More than half of America’s rivers and streams are now unable to support life after decades of pollution, it was revealed yesterday.
The bulk of the damage has been done by agricultural fertilizers such as phosphorus and nitrogen washing from fields into waterways.
In total, 55 per cent of rivers and streams were classified by the Environmental Protection Agency as being ‘poor’, with only a fifth in good health.
The agency sampled nearly 2,000 locations in 2008 and 2009 – from rivers as large as the Mississippi River to streams small enough for wading.
The study found more than 55 per cent of them in poor condition, 23 per cent in fair shape, and 21 per cent in good biological health.
The most widespread problem is high levels of nutrient pollution, caused by phosphorus and nitrogen washing into rivers and streams from farms, cities, and sewers.
High levels of phosphorus – a common ingredient in detergents and fertilizers – are found in 40 per cent of rivers and streams.
Another major problem is over-development, as land clearing and building along waterways increases erosion and flooding, allowing more pollutants to enter waters.
‘This new science shows that America’s streams and rivers are under significant pressure,’ said Nancy Stoner, from the EPA’s water office.
‘We must continue to invest in protecting and restoring our nation’s streams and rivers as they are vital sources of our drinking water, provide many recreational opportunities, and play a critical role in the economy.’

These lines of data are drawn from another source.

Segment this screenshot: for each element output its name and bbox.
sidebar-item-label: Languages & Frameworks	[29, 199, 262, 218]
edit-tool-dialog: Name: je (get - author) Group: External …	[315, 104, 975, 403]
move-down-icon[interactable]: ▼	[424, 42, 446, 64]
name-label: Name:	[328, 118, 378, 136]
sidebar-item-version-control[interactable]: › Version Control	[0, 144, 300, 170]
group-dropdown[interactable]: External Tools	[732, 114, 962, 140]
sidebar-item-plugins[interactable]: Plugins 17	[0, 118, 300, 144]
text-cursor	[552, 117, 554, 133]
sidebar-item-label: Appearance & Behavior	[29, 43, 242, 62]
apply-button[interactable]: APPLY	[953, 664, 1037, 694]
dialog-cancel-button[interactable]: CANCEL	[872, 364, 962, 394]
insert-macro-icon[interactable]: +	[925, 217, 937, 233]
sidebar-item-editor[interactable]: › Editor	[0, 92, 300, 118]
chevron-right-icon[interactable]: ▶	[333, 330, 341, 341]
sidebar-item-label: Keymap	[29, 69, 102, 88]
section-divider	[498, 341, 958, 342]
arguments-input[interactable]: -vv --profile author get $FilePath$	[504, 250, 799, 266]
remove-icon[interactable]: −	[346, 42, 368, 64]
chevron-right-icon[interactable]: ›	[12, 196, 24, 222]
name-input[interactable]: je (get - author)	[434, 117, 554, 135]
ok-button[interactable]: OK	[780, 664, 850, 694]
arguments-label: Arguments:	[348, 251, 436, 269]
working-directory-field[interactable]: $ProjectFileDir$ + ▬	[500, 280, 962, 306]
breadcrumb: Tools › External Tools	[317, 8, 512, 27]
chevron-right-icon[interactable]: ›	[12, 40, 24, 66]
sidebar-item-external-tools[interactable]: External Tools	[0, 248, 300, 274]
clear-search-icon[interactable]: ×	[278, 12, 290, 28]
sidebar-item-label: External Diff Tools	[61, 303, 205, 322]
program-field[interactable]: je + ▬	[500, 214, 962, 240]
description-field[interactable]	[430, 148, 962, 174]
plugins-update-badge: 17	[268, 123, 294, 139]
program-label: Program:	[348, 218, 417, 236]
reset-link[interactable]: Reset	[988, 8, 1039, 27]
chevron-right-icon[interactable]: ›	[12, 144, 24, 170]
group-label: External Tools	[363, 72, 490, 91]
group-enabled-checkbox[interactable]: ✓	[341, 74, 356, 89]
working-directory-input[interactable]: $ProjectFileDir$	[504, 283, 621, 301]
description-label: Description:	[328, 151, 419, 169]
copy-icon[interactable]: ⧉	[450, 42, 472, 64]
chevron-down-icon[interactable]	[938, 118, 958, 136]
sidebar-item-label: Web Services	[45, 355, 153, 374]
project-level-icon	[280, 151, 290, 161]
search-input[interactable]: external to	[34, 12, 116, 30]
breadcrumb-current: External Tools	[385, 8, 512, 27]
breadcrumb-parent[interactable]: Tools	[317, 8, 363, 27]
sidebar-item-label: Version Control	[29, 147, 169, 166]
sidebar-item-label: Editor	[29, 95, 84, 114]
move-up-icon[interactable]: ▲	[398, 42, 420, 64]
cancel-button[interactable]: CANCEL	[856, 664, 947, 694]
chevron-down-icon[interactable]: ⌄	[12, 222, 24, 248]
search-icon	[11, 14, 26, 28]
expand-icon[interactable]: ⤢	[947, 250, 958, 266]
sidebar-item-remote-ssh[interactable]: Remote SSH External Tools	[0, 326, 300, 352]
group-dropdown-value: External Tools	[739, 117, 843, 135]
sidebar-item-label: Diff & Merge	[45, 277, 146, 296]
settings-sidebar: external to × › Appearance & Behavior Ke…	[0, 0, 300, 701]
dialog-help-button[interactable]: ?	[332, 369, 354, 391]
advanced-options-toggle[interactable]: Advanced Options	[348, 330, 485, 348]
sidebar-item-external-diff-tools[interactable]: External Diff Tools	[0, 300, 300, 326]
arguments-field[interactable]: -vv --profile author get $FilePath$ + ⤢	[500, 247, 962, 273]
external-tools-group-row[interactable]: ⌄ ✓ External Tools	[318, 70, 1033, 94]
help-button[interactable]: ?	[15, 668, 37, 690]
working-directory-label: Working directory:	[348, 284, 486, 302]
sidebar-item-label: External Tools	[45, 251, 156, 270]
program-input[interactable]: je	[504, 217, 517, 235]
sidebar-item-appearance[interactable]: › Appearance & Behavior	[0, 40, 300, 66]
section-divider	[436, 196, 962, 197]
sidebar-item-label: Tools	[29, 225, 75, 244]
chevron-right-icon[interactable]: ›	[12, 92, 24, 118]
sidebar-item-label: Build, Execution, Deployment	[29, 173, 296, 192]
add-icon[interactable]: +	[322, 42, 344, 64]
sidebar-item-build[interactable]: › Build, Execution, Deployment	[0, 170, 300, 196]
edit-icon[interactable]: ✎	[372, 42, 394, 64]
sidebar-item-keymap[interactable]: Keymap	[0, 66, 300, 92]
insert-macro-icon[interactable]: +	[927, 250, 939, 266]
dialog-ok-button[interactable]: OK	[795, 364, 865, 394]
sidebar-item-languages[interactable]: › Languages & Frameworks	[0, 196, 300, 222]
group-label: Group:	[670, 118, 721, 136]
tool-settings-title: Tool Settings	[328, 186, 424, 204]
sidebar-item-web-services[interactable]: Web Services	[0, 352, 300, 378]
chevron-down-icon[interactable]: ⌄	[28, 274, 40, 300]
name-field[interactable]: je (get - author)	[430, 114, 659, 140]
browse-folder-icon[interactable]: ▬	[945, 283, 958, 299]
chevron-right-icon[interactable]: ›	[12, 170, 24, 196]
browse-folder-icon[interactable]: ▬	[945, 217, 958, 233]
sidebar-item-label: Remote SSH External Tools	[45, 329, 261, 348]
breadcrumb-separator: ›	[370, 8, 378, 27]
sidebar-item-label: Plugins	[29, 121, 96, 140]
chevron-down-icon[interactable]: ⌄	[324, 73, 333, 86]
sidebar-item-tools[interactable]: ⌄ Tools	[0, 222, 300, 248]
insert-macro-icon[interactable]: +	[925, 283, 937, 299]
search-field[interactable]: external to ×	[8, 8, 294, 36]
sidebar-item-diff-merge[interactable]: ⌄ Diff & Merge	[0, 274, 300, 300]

Conditions are worse in the East, the report found. More than 70 per cent of streams and rivers from the Texas coast to the New Jersey coast are in poor shape.
Streams and rivers are healthiest in sparsely populated Western mountain areas, where only 26 per cent were classified as in poor condition.
The EPA also found some potential risks for human health. In 9 per cent of rivers and streams, bacteria exceeded thresholds thought to endanger health.
The toxic chemical mercury was found in fish along 13,000 miles of streams at levels exceeding health-based standards.
Mercury can enter the environment from coal-burning power plants and from burning hazardous wastes. The Obama administration finalized regulations to control mercury pollution from coal-burning power plants for the first time in late 2011.